From the Knights of Labor in the 1880s to the Industrial Workers of the World, the AFL and CIO, and the Democratic Farmer-Labor party, radical organizations and their immigrant visionaries put Duluth on the national map as a center in the fight for worker’s rights—a struggle inflamed by major strikes in the copper and iron mines.

By the Ore Docks is at once an important history of Duluth and a story of its working people, common laborers as well as union activists like Ernie Pearson, journalist Irene Paull, and Communist party gubernatorial candidate Sam Davis. Hudelson and Ross reveal tension between Duluth’s ethnic groups, while also highlighting the ability of the people to overcome those differences and shape the legacy of the city’s unsettled and remarkable past.

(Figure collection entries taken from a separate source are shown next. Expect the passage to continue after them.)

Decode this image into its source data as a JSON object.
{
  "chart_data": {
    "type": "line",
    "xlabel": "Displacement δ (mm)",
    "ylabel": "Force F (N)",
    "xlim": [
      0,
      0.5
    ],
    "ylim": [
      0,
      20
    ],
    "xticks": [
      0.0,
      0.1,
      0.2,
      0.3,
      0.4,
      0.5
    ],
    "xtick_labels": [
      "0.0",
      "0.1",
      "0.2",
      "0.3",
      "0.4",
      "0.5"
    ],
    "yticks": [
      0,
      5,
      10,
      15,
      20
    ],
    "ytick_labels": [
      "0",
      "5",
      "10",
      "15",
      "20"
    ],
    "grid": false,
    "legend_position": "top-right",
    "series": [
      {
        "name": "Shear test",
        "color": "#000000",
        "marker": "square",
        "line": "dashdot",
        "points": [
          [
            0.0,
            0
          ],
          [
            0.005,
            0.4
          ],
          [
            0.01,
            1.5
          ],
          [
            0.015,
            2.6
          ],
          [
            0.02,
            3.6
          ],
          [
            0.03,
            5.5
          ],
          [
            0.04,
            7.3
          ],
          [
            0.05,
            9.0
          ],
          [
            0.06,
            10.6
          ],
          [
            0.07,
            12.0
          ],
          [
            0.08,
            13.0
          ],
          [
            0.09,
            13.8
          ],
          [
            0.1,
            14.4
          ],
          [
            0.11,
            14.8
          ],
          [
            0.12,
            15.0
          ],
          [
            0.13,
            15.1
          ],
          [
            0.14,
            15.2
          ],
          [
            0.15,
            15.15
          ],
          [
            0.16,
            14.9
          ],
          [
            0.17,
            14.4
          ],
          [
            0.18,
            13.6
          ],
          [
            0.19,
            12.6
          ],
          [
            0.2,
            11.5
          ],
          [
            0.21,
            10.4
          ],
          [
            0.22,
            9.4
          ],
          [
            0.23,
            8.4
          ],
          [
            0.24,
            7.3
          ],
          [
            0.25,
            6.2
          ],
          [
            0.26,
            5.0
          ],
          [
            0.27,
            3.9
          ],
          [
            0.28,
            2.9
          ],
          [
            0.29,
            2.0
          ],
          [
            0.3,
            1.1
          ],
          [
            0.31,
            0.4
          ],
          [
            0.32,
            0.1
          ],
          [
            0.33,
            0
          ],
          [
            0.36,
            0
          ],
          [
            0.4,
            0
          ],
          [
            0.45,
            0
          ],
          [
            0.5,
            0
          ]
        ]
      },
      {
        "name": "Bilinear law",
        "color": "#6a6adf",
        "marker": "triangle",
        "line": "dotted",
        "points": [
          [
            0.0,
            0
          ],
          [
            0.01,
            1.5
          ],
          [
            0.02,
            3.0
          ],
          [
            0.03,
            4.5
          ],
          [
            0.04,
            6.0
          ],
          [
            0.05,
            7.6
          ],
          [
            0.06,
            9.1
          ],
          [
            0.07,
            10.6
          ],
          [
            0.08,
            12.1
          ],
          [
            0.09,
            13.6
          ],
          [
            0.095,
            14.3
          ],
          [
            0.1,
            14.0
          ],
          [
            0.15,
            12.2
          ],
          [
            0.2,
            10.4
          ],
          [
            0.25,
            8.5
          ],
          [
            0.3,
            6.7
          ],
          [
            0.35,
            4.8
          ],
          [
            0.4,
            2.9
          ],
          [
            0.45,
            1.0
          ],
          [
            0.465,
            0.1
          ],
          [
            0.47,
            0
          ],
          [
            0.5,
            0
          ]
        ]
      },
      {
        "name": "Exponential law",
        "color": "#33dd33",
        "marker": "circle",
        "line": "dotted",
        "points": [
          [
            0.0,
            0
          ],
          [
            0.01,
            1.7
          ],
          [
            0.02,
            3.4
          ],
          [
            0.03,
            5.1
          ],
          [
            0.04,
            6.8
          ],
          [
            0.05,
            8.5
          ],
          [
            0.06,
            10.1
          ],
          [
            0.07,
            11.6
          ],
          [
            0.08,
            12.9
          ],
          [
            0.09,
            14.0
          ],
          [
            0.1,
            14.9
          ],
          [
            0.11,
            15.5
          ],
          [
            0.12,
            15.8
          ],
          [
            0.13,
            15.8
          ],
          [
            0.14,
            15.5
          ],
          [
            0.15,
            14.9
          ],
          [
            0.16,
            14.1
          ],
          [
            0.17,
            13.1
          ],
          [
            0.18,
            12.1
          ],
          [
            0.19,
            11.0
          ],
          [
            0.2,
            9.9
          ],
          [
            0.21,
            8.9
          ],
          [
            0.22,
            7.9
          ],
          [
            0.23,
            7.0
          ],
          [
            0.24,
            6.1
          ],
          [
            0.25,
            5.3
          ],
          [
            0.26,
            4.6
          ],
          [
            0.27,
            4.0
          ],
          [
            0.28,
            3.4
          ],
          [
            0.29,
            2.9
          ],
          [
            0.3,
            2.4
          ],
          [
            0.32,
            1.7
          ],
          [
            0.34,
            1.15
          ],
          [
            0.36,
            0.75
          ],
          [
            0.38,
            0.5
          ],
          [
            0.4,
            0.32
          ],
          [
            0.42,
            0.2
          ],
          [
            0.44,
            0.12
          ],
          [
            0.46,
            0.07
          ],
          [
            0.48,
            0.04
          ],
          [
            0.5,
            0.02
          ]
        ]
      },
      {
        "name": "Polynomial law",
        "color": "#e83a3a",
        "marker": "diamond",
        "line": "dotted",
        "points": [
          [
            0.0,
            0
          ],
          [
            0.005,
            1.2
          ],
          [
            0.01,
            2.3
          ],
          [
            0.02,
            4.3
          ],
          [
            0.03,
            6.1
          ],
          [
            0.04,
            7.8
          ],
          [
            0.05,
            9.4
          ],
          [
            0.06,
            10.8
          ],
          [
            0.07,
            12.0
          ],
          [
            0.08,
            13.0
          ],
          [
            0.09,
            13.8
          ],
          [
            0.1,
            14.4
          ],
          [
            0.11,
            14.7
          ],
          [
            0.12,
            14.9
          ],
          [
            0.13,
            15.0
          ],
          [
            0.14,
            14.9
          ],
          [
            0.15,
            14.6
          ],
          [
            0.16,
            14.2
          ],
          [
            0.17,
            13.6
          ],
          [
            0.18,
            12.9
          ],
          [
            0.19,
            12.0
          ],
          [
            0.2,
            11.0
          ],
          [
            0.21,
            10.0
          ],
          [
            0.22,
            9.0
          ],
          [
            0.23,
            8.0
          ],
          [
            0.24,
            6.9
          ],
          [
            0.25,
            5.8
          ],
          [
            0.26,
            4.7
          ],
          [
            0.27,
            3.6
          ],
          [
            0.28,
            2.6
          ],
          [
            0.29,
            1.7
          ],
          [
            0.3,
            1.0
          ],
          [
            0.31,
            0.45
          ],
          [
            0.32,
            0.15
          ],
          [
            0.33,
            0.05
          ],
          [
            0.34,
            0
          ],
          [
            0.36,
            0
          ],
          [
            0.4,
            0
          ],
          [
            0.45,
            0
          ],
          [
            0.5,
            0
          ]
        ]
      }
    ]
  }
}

Richard Hudelson is professor of philosophy at the University of Wisconsin, Superior. He is the author of, among other works, Marxism and Philosophy in the Twentieth Century and The Rise and Fall of Communism.

Carl Ross (1913–2004) was a labor activist and the author of The Finn Factor in American Labor, Culture, and Society. He was director of the Twentieth-Century Radicalism in Minnesota Project of the Minnesota Historical Society.